Conversely, these payloads MIGHT be in a WAF and could be blocked, despite the field being vulnerable. Neither approach is “better” than the other, they are just used in different places for different reasons. The trick is, of course, to know when to use which and what might cause deviations in your ability to understand the response. For instance, just like in interrogation sessions, applications tend to shut down if you are too aggressive. Or if you are too obvious with your questions, a WAF might block keywords and become (in a theoretical sense) aware of your deceptions. People aren’t really named Bobby DropTables.
But just to be complete– it wouldn’t matter so much if they did block it. The sheer fact that it’s blocked implicates some type of countermeasure, either a WAF or application filter. You can distinguish between the two with forensics. WafWoof (or Waffit) is an example of a tool which attempts to figure out what WAF is being used by testing various encodings that WAFs use in general. If it’s an application filter, they are sometimes implemented as plugins and you can try to force browse to see if they exist. If those fail, you can look for gaps where an application filter might not be applied. In ASP.NET WebForms, for instance, some controls don’t encode output data by default. Sometimes you can bypass an application filter with an attack against an AJAX type service– a WAF might still filter data, where often application filters don’t. You could try comparison measurements against pages with known and made up parameters to see how they are handled. It goes on and on and on.
You can’t stop the signal.
Our final basis is that application behaviors can assert it’s relationships, entities and types.
This concept will be discussed and demonstrated at great length as we get into decomposition. It’s worth noting, for now, that this approach is used when testing malware somewhat frequently. Allowing the malware to affect/infect controlled systems, lets the reverser discern not only what it does, but what things it might then be built of. In order to do X, an app might be composed YZ. This basis provides useful evidence for asking intelligent questions later on.

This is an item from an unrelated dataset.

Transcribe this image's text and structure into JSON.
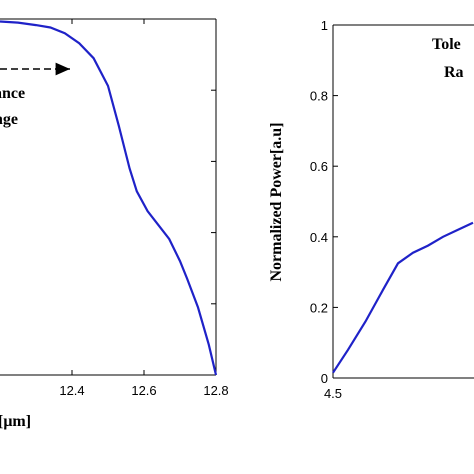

The engineering process is one of pragmatism. Applications aren’t built in total isolation. They use frameworks to develop with, and reuse code (patterns & algorithms) to solve problems. They also aren’t generally aware of how obvious that is, which makes it VERY easy to gain visibility into what they’ve done. Despite not being a 1:1 relationship to compiled reversing, we can be very successful in figuring out how an application is built.
If a website boldly declares it’s written in ASP.NET WebForms you should have open the MSDN articles speaking to what might be there. If a website further boasts of being built on top of DotNetNuke, you should download the source and have a local copy you can use to help navigate the site you’re looking at. It is always in your best interest to download the framework locally and use it as a frame for your test.
Every bit of evidence can and should be used against them.
* Some apps would be best served if developers tried to cover up that they wrote it, I’ve seen many a travesty in my time.
** Reducing your working set is a way to digest information with out overwhelming yourself. It’s usually a good idea– so long as you don’t mistakenly remove things that are needed from the working set.
*** Interrogation techniques are wide ranging, so perhaps my term isn’t as accurate as I’d like either. But, because interrogation is fairly obvious when it’s happening I think it works for now.